La philosophie est plus que jamais nécessaire
"La démocratie véritable suppose une
éducation aidant chacune et chacun à se forger,
de façon critique, une culture philosophique propre. Seule
une telle culture peut sauver l'expert de son expertise, le technicien
de sa technique, les sociétés humaines de la montée
de l'insignifiance."
La proposition de rendre optionnels les cours de philosophie
au cégep trahit une conception étriquée
de cette dernière et manque singulièrement de réalisme.
L'éducation supérieure doit apprendre à
penser toujours mieux. Ce qu'il s'agit de former avant tout,
c'est le jugement critique; lui seul rend autonome, libre.
Les problèmes de société et les problèmes
politiques s'avèrent de plus en plus globaux, complexes
au sens de tissés ensemble, cependant que le déploiement
des connaissances va dans le sens opposé, suivant des
labyrinthes toujours plus spécialisés, fragmentés,
détachés du tout. Paradoxalement, de moins en moins
de personnes sont préparées, par leur formation,
à faire face à ces problèmes globaux. On
sait pourtant ce que risque de donner au niveau collectif l'écoute
exclusive d'un expert -- en économie, par exemple, mais
quel que soit le domaine expert qu'on ne comprend souvent
du reste plus guère. En même temps les nouveaux
pouvoirs de communication restructurent tant l'action politique
que le monde de l'économie et de la science et façonnent
la société selon de nouveaux modèles culturels.

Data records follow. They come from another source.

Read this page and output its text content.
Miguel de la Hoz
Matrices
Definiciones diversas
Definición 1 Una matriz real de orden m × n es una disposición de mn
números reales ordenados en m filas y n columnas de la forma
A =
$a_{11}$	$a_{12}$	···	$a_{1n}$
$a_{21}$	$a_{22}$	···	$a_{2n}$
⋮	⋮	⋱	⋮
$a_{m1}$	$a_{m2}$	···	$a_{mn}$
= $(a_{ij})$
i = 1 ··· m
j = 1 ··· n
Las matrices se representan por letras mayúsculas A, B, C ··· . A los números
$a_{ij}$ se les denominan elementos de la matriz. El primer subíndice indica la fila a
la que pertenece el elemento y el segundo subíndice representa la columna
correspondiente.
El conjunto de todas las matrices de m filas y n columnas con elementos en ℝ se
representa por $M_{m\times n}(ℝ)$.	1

Leur impact sur la vie des personnes et des peuples, le libre
afflux des mots et des images à l'échelle mondiale,
transforment les relations humaines à tous les niveaux,
et même la compréhension du monde, démontrant
à neuf à quel point l'évolution des sociétés
est déterminée par la culture d'abord, bien avant
les modes de production ou les régimes politiques. On
le voit, jamais une bonne formation générale n'a
été aussi nécessaire, et à la base
de celle-ci, la philosophie.
Toute démocratie dépend de la qualité de
la formation des citoyens, de leur jugement, mais par conséquent
aussi du langage et de la capacité de discerner, de détecter
ce qui est démagogique, de tenir de véritables
débats rationnels sans lesquels la démocratie périclite
vite en son contraire. L'histoire l'a démontré
d'innombrables fois: à proportion que la faculté
d'expression, de communication, de penser dépérit
dans une société, la violence croît. Cette
violence prend notoirement au Québec la forme d'une violence
faite à soi-même: le suicide. La démocratie
véritable est extrêmement concrète et complexe,
elle implique le dynamisme constant de recherches, de découvertes,
de développements, de choix en vue du bien commun, qu'on
s'efforce dès lors sans cesse de réaliser de manière
pratique. Elle suppose une éducation aidant chacune et
chacun à se forger, de façon critique, une culture
philosophique propre. Seule une telle culture peut sauver l'expert
de son expertise, le technicien de sa technique, les sociétés
humaines de la montée de l'insignifiance.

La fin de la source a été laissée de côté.